# San Francisco Residents - Advice ASAP!!!



## Cigar Lover 101 (Mar 6, 2007)

Long story short is my brother is going down to San Francisco within a few days and I really want him to pickup for me a bottle of Montecristo 12 year old rum. He said he'll do it as long as I find out where to get it.

I've tried google and can't seem to find somewhere that sells it.

Does anyone who lives down there know where to pickup a bottle?

If yes, please let me know the name of the store, address, and rough cost of the bottle.

I tried it in Vegas recently at Casa Fuente and loved it ever since, but in Toronto Canada they don't sell it unless I order a case of it, which is way out of my price range.

Any help would be great.

Thanks.


----------



## Ironfreak (Apr 28, 2006)

Tell him to go to Beverages & More!
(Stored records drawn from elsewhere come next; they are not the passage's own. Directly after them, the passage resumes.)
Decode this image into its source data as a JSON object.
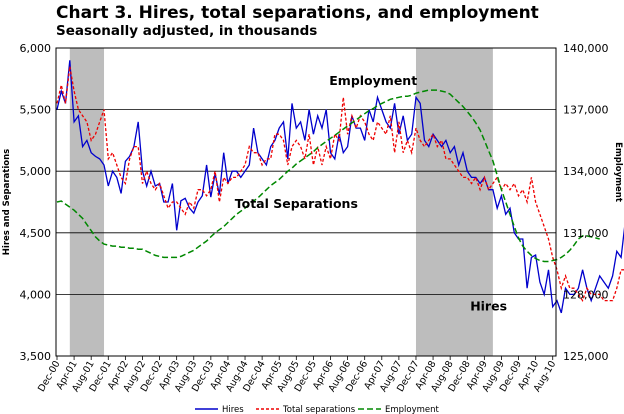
{
  "chart_data": {
    "type": "line",
    "title": "Chart 3. Hires, total separations, and employment",
    "subtitle": "Seasonally adjusted, in thousands",
    "ylabel_left": "Hires and Separations",
    "ylabel_right": "Employment",
    "ylim_left": [
      3500,
      6000
    ],
    "ylim_right": [
      125000,
      140000
    ],
    "yticks_left": [
      "3,500",
      "4,000",
      "4,500",
      "5,000",
      "5,500",
      "6,000"
    ],
    "yticks_right": [
      "125,000",
      "128,000",
      "131,000",
      "134,000",
      "137,000",
      "140,000"
    ],
    "x_start": "2000-12",
    "x_tick_labels": [
      "Dec-00",
      "Apr-01",
      "Aug-01",
      "Dec-01",
      "Apr-02",
      "Aug-02",
      "Dec-02",
      "Apr-03",
      "Aug-03",
      "Dec-03",
      "Apr-04",
      "Aug-04",
      "Dec-04",
      "Apr-05",
      "Aug-05",
      "Dec-05",
      "Apr-06",
      "Aug-06",
      "Dec-06",
      "Apr-07",
      "Aug-07",
      "Dec-07",
      "Apr-08",
      "Aug-08",
      "Dec-08",
      "Apr-09",
      "Aug-09",
      "Dec-09",
      "Apr-10",
      "Aug-10"
    ],
    "recessions": [
      [
        "2001-03",
        "2001-11"
      ],
      [
        "2007-12",
        "2009-06"
      ]
    ],
    "annotations": [
      {
        "text": "Employment",
        "x": "2007-02",
        "y_right": 138200
      },
      {
        "text": "Total Separations",
        "x": "2005-08",
        "y_left": 4700
      },
      {
        "text": "Hires",
        "x": "2009-05",
        "y_left": 3870
      }
    ],
    "legend_position": "bottom",
    "series": [
      {
        "name": "Hires",
        "axis": "left",
        "color": "#0000cc",
        "dash": "solid",
        "values": [
          5500,
          5650,
          5550,
          5900,
          5400,
          5450,
          5200,
          5250,
          5150,
          5120,
          5100,
          5050,
          4880,
          5000,
          4950,
          4820,
          5080,
          5120,
          5200,
          5400,
          5000,
          4880,
          5000,
          4880,
          4900,
          4750,
          4750,
          4900,
          4520,
          4760,
          4780,
          4700,
          4660,
          4750,
          4800,
          5050,
          4790,
          4980,
          4810,
          5150,
          4900,
          5000,
          5000,
          4950,
          5000,
          5050,
          5350,
          5150,
          5100,
          5050,
          5200,
          5250,
          5350,
          5400,
          5100,
          5550,
          5350,
          5400,
          5250,
          5500,
          5300,
          5450,
          5350,
          5500,
          5150,
          5100,
          5300,
          5150,
          5200,
          5450,
          5350,
          5350,
          5250,
          5500,
          5400,
          5600,
          5500,
          5400,
          5350,
          5550,
          5300,
          5450,
          5250,
          5300,
          5600,
          5550,
          5250,
          5200,
          5300,
          5250,
          5200,
          5250,
          5150,
          5200,
          5050,
          5150,
          5000,
          4950,
          4950,
          4900,
          4950,
          4850,
          4850,
          4700,
          4800,
          4650,
          4700,
          4500,
          4450,
          4450,
          4050,
          4300,
          4320,
          4100,
          4000,
          4200,
          3900,
          3950,
          3850,
          4050,
          4000,
          4000,
          4050,
          4200,
          4050,
          3950,
          4050,
          4150,
          4100,
          4050,
          4150,
          4350,
          4300,
          4600,
          4300,
          4250,
          4250,
          4150
        ]
      },
      {
        "name": "Total separations",
        "axis": "left",
        "color": "#ee0000",
        "dash": "dashed",
        "values": [
          5550,
          5700,
          5550,
          5850,
          5650,
          5500,
          5450,
          5400,
          5250,
          5300,
          5400,
          5500,
          5100,
          5150,
          5050,
          4950,
          4900,
          5100,
          5200,
          5200,
          4900,
          5000,
          4900,
          4850,
          4900,
          4800,
          4700,
          4750,
          4750,
          4700,
          4650,
          4750,
          4700,
          4850,
          4850,
          4800,
          4850,
          5000,
          4750,
          4950,
          4900,
          4950,
          4950,
          5000,
          5050,
          5200,
          5150,
          5150,
          5050,
          5100,
          5100,
          5300,
          5300,
          5250,
          5050,
          5200,
          5250,
          5200,
          5100,
          5300,
          5050,
          5200,
          5050,
          5200,
          5100,
          5300,
          5250,
          5600,
          5300,
          5450,
          5350,
          5450,
          5400,
          5300,
          5250,
          5400,
          5350,
          5300,
          5450,
          5150,
          5400,
          5150,
          5250,
          5150,
          5350,
          5250,
          5200,
          5250,
          5300,
          5200,
          5250,
          5100,
          5100,
          5050,
          5000,
          4950,
          4950,
          4900,
          4950,
          4850,
          4950,
          4850,
          4900,
          4950,
          4850,
          4900,
          4850,
          4900,
          4800,
          4850,
          4750,
          4950,
          4750,
          4650,
          4550,
          4450,
          4300,
          4200,
          4050,
          4150,
          4050,
          4050,
          4000,
          3950,
          4050,
          4000,
          4000,
          4000,
          3950,
          3950,
          3950,
          4050,
          4200,
          4200,
          4400,
          4300,
          4350,
          4300
        ]
      },
      {
        "name": "Employment",
        "axis": "right",
        "color": "#008800",
        "dash": "longdash",
        "values": [
          132500,
          132550,
          132400,
          132250,
          132100,
          131900,
          131700,
          131400,
          131100,
          130800,
          130600,
          130450,
          130400,
          130350,
          130350,
          130300,
          130300,
          130250,
          130250,
          130200,
          130200,
          130100,
          130000,
          129900,
          129850,
          129800,
          129800,
          129800,
          129800,
          129850,
          129950,
          130050,
          130150,
          130300,
          130450,
          130600,
          130800,
          131000,
          131150,
          131300,
          131500,
          131700,
          131900,
          132050,
          132200,
          132400,
          132550,
          132700,
          132900,
          133100,
          133300,
          133450,
          133600,
          133800,
          134000,
          134150,
          134350,
          134500,
          134650,
          134800,
          134950,
          135150,
          135300,
          135450,
          135600,
          135750,
          135900,
          136050,
          136200,
          136350,
          136500,
          136650,
          136800,
          136950,
          137050,
          137200,
          137300,
          137400,
          137500,
          137550,
          137600,
          137650,
          137650,
          137700,
          137800,
          137850,
          137900,
          137950,
          137950,
          137950,
          137900,
          137850,
          137750,
          137550,
          137350,
          137150,
          136900,
          136650,
          136350,
          136000,
          135500,
          135000,
          134500,
          133800,
          133100,
          132500,
          131900,
          131300,
          130750,
          130350,
          130100,
          129900,
          129750,
          129650,
          129600,
          129600,
          129650,
          129700,
          129800,
          129950,
          130150,
          130400,
          130700,
          130850,
          130850,
          130800,
          130750,
          130700
        ]
      }
    ]
  },
  "legend": {
    "hires": "Hires",
    "separations": "Total separations",
    "employment": "Employment"
  }
}
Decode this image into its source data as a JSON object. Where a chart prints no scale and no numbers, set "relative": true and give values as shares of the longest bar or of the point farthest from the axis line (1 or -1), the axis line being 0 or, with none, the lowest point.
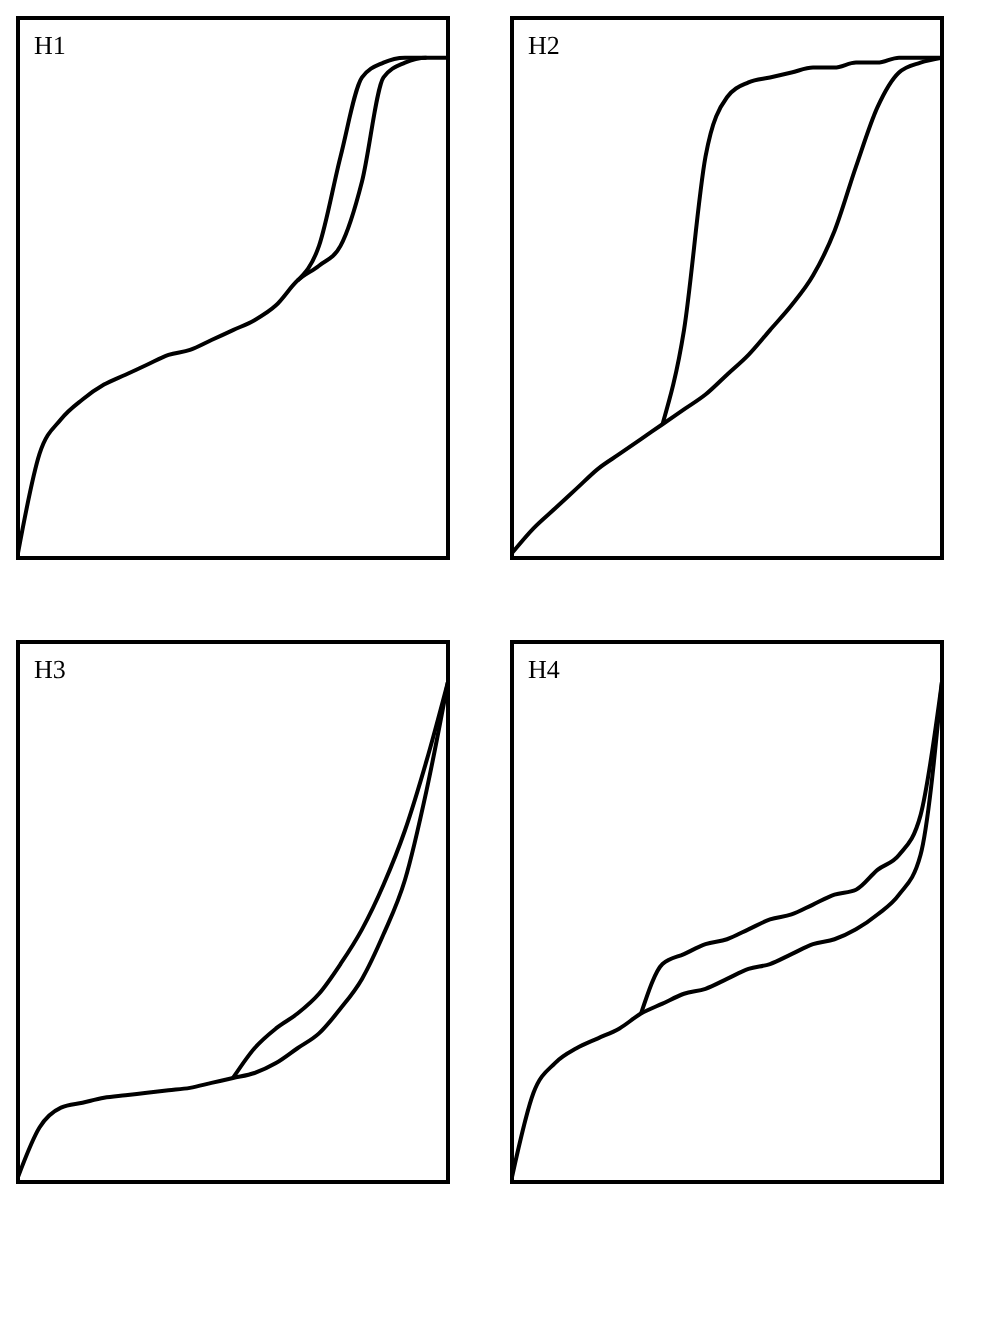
{
  "chart_data": [
    {
      "type": "line",
      "title": "H1",
      "relative": true,
      "grid": false,
      "legend": false,
      "categories": [
        null,
        null,
        null,
        null,
        null,
        null,
        null,
        null,
        null,
        null,
        null,
        null,
        null,
        null,
        null,
        null,
        null,
        null,
        null,
        null,
        null
      ],
      "series": [
        {
          "color": "#000000",
          "values": [
            null,
            null,
            null,
            null,
            null,
            null,
            null,
            null,
            null,
            null,
            null,
            null,
            null,
            0.55,
            0.62,
            0.8,
            0.96,
            0.99,
            1,
            1,
            null
          ]
        },
        {
          "color": "#000000",
          "values": [
            0,
            0.2,
            0.27,
            0.31,
            0.34,
            0.36,
            0.38,
            0.4,
            0.41,
            0.43,
            0.45,
            0.47,
            0.5,
            0.55,
            0.58,
            0.62,
            0.75,
            0.96,
            0.99,
            1,
            1
          ]
        }
      ]
    },
    {
      "type": "line",
      "title": "H2",
      "relative": true,
      "grid": false,
      "legend": false,
      "categories": [
        null,
        null,
        null,
        null,
        null,
        null,
        null,
        null,
        null,
        null,
        null,
        null,
        null,
        null,
        null,
        null,
        null,
        null,
        null,
        null,
        null
      ],
      "series": [
        {
          "color": "#000000",
          "values": [
            null,
            null,
            null,
            null,
            null,
            null,
            null,
            0.26,
            0.45,
            0.8,
            0.92,
            0.95,
            0.96,
            0.97,
            0.98,
            0.98,
            0.99,
            0.99,
            1,
            1,
            1
          ]
        },
        {
          "color": "#000000",
          "values": [
            0,
            0.05,
            0.09,
            0.13,
            0.17,
            0.2,
            0.23,
            0.26,
            0.29,
            0.32,
            0.36,
            0.4,
            0.45,
            0.5,
            0.56,
            0.65,
            0.78,
            0.9,
            0.97,
            0.99,
            1
          ]
        }
      ]
    },
    {
      "type": "line",
      "title": "H3",
      "relative": true,
      "grid": false,
      "legend": false,
      "categories": [
        null,
        null,
        null,
        null,
        null,
        null,
        null,
        null,
        null,
        null,
        null,
        null,
        null,
        null,
        null,
        null,
        null,
        null,
        null,
        null,
        null
      ],
      "series": [
        {
          "color": "#000000",
          "values": [
            null,
            null,
            null,
            null,
            null,
            null,
            null,
            null,
            null,
            null,
            0.2,
            0.26,
            0.3,
            0.33,
            0.37,
            0.43,
            0.5,
            0.59,
            0.7,
            0.84,
            1
          ]
        },
        {
          "color": "#000000",
          "values": [
            0,
            0.1,
            0.14,
            0.15,
            0.16,
            0.165,
            0.17,
            0.175,
            0.18,
            0.19,
            0.2,
            0.21,
            0.23,
            0.26,
            0.29,
            0.34,
            0.4,
            0.49,
            0.6,
            0.78,
            1
          ]
        }
      ]
    },
    {
      "type": "line",
      "title": "H4",
      "relative": true,
      "grid": false,
      "legend": false,
      "categories": [
        null,
        null,
        null,
        null,
        null,
        null,
        null,
        null,
        null,
        null,
        null,
        null,
        null,
        null,
        null,
        null,
        null,
        null,
        null,
        null,
        null
      ],
      "series": [
        {
          "color": "#000000",
          "values": [
            null,
            null,
            null,
            null,
            null,
            null,
            0.33,
            0.43,
            0.45,
            0.47,
            0.48,
            0.5,
            0.52,
            0.53,
            0.55,
            0.57,
            0.58,
            0.62,
            0.65,
            0.73,
            1
          ]
        },
        {
          "color": "#000000",
          "values": [
            0,
            0.17,
            0.23,
            0.26,
            0.28,
            0.3,
            0.33,
            0.35,
            0.37,
            0.38,
            0.4,
            0.42,
            0.43,
            0.45,
            0.47,
            0.48,
            0.5,
            0.53,
            0.57,
            0.65,
            1
          ]
        }
      ]
    }
  ]
}
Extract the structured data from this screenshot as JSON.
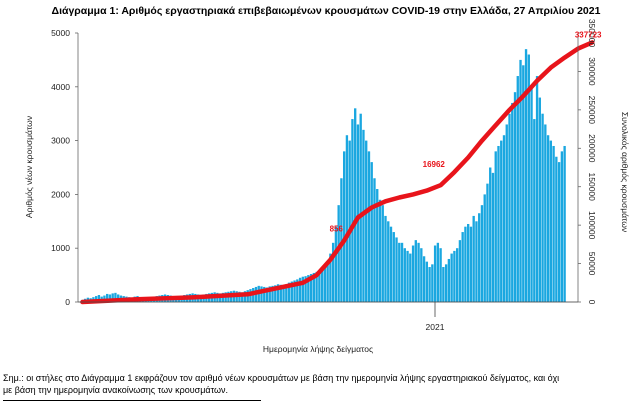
{
  "chart_data": {
    "type": "bar+line",
    "title": "Διάγραμμα 1: Αριθμός εργαστηριακά επιβεβαιωμένων κρουσμάτων COVID-19 στην Ελλάδα, 27 Απριλίου 2021",
    "xlabel": "Ημερομηνία λήψης δείγματος",
    "ylabel_left": "Αριθμός νέων κρουσμάτων",
    "ylabel_right": "Συνολικός αριθμός κρουσμάτων",
    "x_tick_label": "2021",
    "ylim_left": [
      0,
      5000
    ],
    "yticks_left": [
      "0",
      "1000",
      "2000",
      "3000",
      "4000",
      "5000"
    ],
    "ylim_right": [
      0,
      350000
    ],
    "yticks_right": [
      "0",
      "50000",
      "100000",
      "150000",
      "200000",
      "250000",
      "300000",
      "350000"
    ],
    "grid": false,
    "colors": {
      "bars": "#1aa7e0",
      "line": "#e8141b"
    },
    "series": [
      {
        "type": "bar",
        "axis": "left",
        "values": [
          40,
          60,
          80,
          70,
          90,
          110,
          130,
          100,
          120,
          150,
          140,
          160,
          170,
          140,
          120,
          110,
          100,
          90,
          80,
          100,
          110,
          90,
          80,
          70,
          80,
          90,
          100,
          110,
          120,
          130,
          140,
          130,
          120,
          110,
          100,
          110,
          120,
          130,
          140,
          150,
          160,
          150,
          140,
          130,
          140,
          150,
          160,
          170,
          180,
          170,
          160,
          170,
          180,
          190,
          200,
          210,
          200,
          190,
          180,
          200,
          220,
          240,
          260,
          280,
          300,
          290,
          280,
          270,
          290,
          300,
          310,
          330,
          320,
          310,
          330,
          360,
          380,
          400,
          420,
          450,
          470,
          480,
          500,
          520,
          540,
          560,
          580,
          620,
          680,
          760,
          900,
          1100,
          1400,
          1800,
          2300,
          2800,
          3100,
          3000,
          3400,
          3600,
          3300,
          3500,
          3200,
          3000,
          2800,
          2600,
          2300,
          2100,
          1900,
          1800,
          1600,
          1500,
          1400,
          1300,
          1200,
          1100,
          1100,
          1000,
          950,
          900,
          1050,
          1150,
          1100,
          1000,
          850,
          750,
          650,
          700,
          1050,
          1100,
          1000,
          650,
          700,
          800,
          900,
          950,
          1000,
          1150,
          1300,
          1400,
          1450,
          1400,
          1600,
          1500,
          1650,
          1800,
          2000,
          2200,
          2500,
          2400,
          2800,
          2900,
          3000,
          3100,
          3300,
          3500,
          3700,
          3900,
          4200,
          4500,
          4400,
          4700,
          4600,
          4000,
          3400,
          4200,
          3800,
          3500,
          3300,
          3100,
          3000,
          2900,
          2700,
          2600,
          2800,
          2900
        ]
      },
      {
        "type": "line",
        "axis": "right",
        "x": [
          0,
          20,
          40,
          60,
          80,
          85,
          90,
          95,
          100,
          105,
          110,
          115,
          120,
          125,
          130,
          135,
          140,
          145,
          150,
          155,
          160,
          165,
          170,
          175,
          180,
          185
        ],
        "values": [
          0,
          3500,
          6000,
          10000,
          25000,
          35000,
          55000,
          80000,
          110000,
          123000,
          131000,
          136000,
          140000,
          145000,
          152000,
          169000,
          188000,
          210000,
          230000,
          250000,
          268000,
          288000,
          305000,
          318000,
          330000,
          337723
        ]
      }
    ],
    "annotations": [
      {
        "label": "337723",
        "at_x": 185,
        "at_y": 337723,
        "axis": "right"
      },
      {
        "label": "16962",
        "at_x": 133,
        "at_y": 169000,
        "axis": "right"
      },
      {
        "label": "856",
        "at_x": 96,
        "at_y": 85000,
        "axis": "right"
      }
    ]
  },
  "footnote": {
    "line1": "Σημ.: οι στήλες στο Διάγραμμα 1 εκφράζουν τον αριθμό νέων κρουσμάτων με βάση την ημερομηνία λήψης εργαστηριακού δείγματος, και όχι",
    "line2": "με βάση την ημερομηνία ανακοίνωσης των κρουσμάτων."
  }
}
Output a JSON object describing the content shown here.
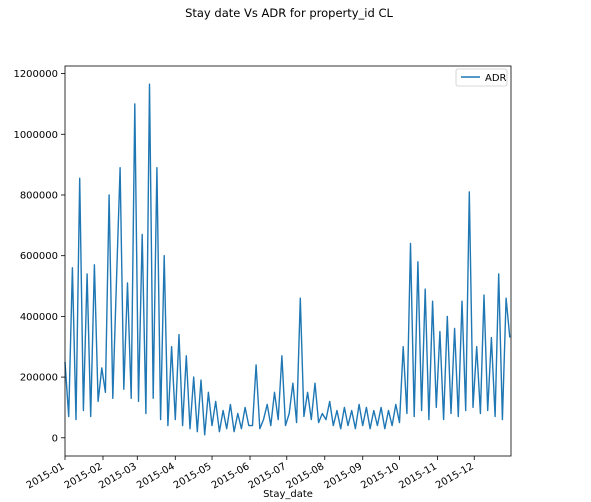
{
  "chart_data": {
    "type": "line",
    "title": "Stay date Vs ADR for property_id CL",
    "xlabel": "Stay_date",
    "ylabel": "",
    "x_tick_labels": [
      "2015-01",
      "2015-02",
      "2015-03",
      "2015-04",
      "2015-05",
      "2015-06",
      "2015-07",
      "2015-08",
      "2015-09",
      "2015-10",
      "2015-11",
      "2015-12"
    ],
    "y_tick_labels": [
      "0",
      "200000",
      "400000",
      "600000",
      "800000",
      "1000000",
      "1200000"
    ],
    "y_ticks": [
      0,
      200000,
      400000,
      600000,
      800000,
      1000000,
      1200000
    ],
    "ylim": [
      -60000,
      1225000
    ],
    "xlim": [
      "2015-01-01",
      "2015-12-31"
    ],
    "legend": {
      "position": "upper right",
      "entries": [
        "ADR"
      ]
    },
    "grid": false,
    "color": "#1f77b4",
    "series": [
      {
        "name": "ADR",
        "x": [
          "2015-01-01",
          "2015-01-04",
          "2015-01-07",
          "2015-01-10",
          "2015-01-13",
          "2015-01-16",
          "2015-01-19",
          "2015-01-22",
          "2015-01-25",
          "2015-01-28",
          "2015-01-31",
          "2015-02-03",
          "2015-02-06",
          "2015-02-09",
          "2015-02-12",
          "2015-02-15",
          "2015-02-18",
          "2015-02-21",
          "2015-02-24",
          "2015-02-27",
          "2015-03-02",
          "2015-03-05",
          "2015-03-08",
          "2015-03-11",
          "2015-03-14",
          "2015-03-17",
          "2015-03-20",
          "2015-03-23",
          "2015-03-26",
          "2015-03-29",
          "2015-04-01",
          "2015-04-04",
          "2015-04-07",
          "2015-04-10",
          "2015-04-13",
          "2015-04-16",
          "2015-04-19",
          "2015-04-22",
          "2015-04-25",
          "2015-04-28",
          "2015-05-01",
          "2015-05-04",
          "2015-05-07",
          "2015-05-10",
          "2015-05-13",
          "2015-05-16",
          "2015-05-19",
          "2015-05-22",
          "2015-05-25",
          "2015-05-28",
          "2015-05-31",
          "2015-06-03",
          "2015-06-06",
          "2015-06-09",
          "2015-06-12",
          "2015-06-15",
          "2015-06-18",
          "2015-06-21",
          "2015-06-24",
          "2015-06-27",
          "2015-06-30",
          "2015-07-03",
          "2015-07-06",
          "2015-07-09",
          "2015-07-12",
          "2015-07-15",
          "2015-07-18",
          "2015-07-21",
          "2015-07-24",
          "2015-07-27",
          "2015-07-30",
          "2015-08-02",
          "2015-08-05",
          "2015-08-08",
          "2015-08-11",
          "2015-08-14",
          "2015-08-17",
          "2015-08-20",
          "2015-08-23",
          "2015-08-26",
          "2015-08-29",
          "2015-09-01",
          "2015-09-04",
          "2015-09-07",
          "2015-09-10",
          "2015-09-13",
          "2015-09-16",
          "2015-09-19",
          "2015-09-22",
          "2015-09-25",
          "2015-09-28",
          "2015-10-01",
          "2015-10-04",
          "2015-10-07",
          "2015-10-10",
          "2015-10-13",
          "2015-10-16",
          "2015-10-19",
          "2015-10-22",
          "2015-10-25",
          "2015-10-28",
          "2015-10-31",
          "2015-11-03",
          "2015-11-06",
          "2015-11-09",
          "2015-11-12",
          "2015-11-15",
          "2015-11-18",
          "2015-11-21",
          "2015-11-24",
          "2015-11-27",
          "2015-11-30",
          "2015-12-03",
          "2015-12-06",
          "2015-12-09",
          "2015-12-12",
          "2015-12-15",
          "2015-12-18",
          "2015-12-21",
          "2015-12-24",
          "2015-12-27",
          "2015-12-30"
        ],
        "values": [
          250000,
          70000,
          560000,
          60000,
          855000,
          90000,
          540000,
          70000,
          570000,
          120000,
          230000,
          150000,
          800000,
          130000,
          520000,
          890000,
          160000,
          510000,
          130000,
          1100000,
          120000,
          670000,
          80000,
          1165000,
          130000,
          890000,
          60000,
          600000,
          40000,
          300000,
          60000,
          340000,
          40000,
          270000,
          30000,
          200000,
          20000,
          190000,
          10000,
          150000,
          40000,
          120000,
          20000,
          90000,
          30000,
          110000,
          20000,
          80000,
          30000,
          100000,
          40000,
          40000,
          240000,
          30000,
          60000,
          110000,
          40000,
          150000,
          60000,
          270000,
          40000,
          80000,
          180000,
          50000,
          460000,
          70000,
          150000,
          60000,
          180000,
          50000,
          80000,
          60000,
          120000,
          40000,
          90000,
          30000,
          100000,
          40000,
          90000,
          30000,
          110000,
          40000,
          100000,
          30000,
          90000,
          40000,
          100000,
          30000,
          90000,
          40000,
          110000,
          50000,
          300000,
          80000,
          640000,
          70000,
          580000,
          90000,
          490000,
          60000,
          450000,
          100000,
          350000,
          60000,
          400000,
          80000,
          360000,
          70000,
          450000,
          90000,
          810000,
          100000,
          300000,
          80000,
          470000,
          90000,
          330000,
          70000,
          540000,
          60000,
          460000,
          330000
        ]
      }
    ]
  }
}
They are all over the SF Bay Area..

Here's a link to their online store. He can even order online and pick up at a close-by store..

http://www.bevmo.com/productinfo.as...Ne=&No=&Ntt=Montecristo&Ntk=All&D=Montecristohttp://www.bevmo.com/productinfo.as...0&Ne=&No=&Ntt=Montecristo&Ntk=All&D=Montecris


----------



## Cigar Lover 101 (Mar 6, 2007)

Ironfreak said:


> Tell him to go to Beverages & More! They are all over the SF Bay Area..
> 
> Here's a link to their online store. He can even order online and pick up at a close-by store..
> 
> http://www.bevmo.com/productinfo.as...Ne=&No=&Ntt=Montecristo&Ntk=All&D=Montecristohttp://www.bevmo.com/productinfo.as...0&Ne=&No=&Ntt=Montecristo&Ntk=All&D=Montecris


Thanks. I'll check it out.


----------



## pnoon (Jun 8, 2005)

Ironfreak said:


> Tell him to go to Beverages & More! They are all over the SF Bay Area..
> 
> Here's a link to their online store. He can even order online and pick up at a close-by store..
> 
> http://www.bevmo.com/productinfo.as...Ne=&No=&Ntt=Montecristo&Ntk=All&D=Montecristohttp://www.bevmo.com/productinfo.as...0&Ne=&No=&Ntt=Montecristo&Ntk=All&D=Montecris


Unless he is driving, he won't be able to fly home with it.
Good call on BevMo tho. :tu


----------



## Ironfreak (Apr 28, 2006)

pnoon said:


> Unless he is driving, he won't be able to fly home with it.
> Good call on BevMo tho. :tu


Ya, I didn't think about that.. Those damn airlines rules on liquids..

Hmm.. I would assume he could pack/ship it back to Canada and hope it makes it through customs?


----------



## tsolomon (Feb 23, 2008)

pnoon said:


> Unless he is driving, he won't be able to fly home with it.
> Good call on BevMo tho. :tu


If you put it your checked baggage, you should be ok. You just can't carry it on unless you get it at the duty free shop.


----------



## EastBay (Jun 2, 2008)

Tell him to buy a styro shipper at BevMo, they are a few dollars, then he can check it with the luggage, the bottle will be safe and sound even if luggage is thrown against a wall.


----------



## Big Bluto (May 14, 2008)

I saw two bottles at the Bevmo in Colma which is not too far from SFO...


----------



## Mark C (Sep 19, 2007)

tsolomon said:


> If you put it your checked baggage, you should be ok. You just can't carry it on unless you get it at the duty free shop.


I've done this plenty of times, never had a problem.


----------



## Che (Dec 4, 2003)

@ BevMo In SF there is 1 bottle of 12 year old showing on the shelf at the Van Ness location, 2 @ the Geary Blvd. location and 2 @ the Bayshore Blvd location.

Checked, the bottle should be fine.


----------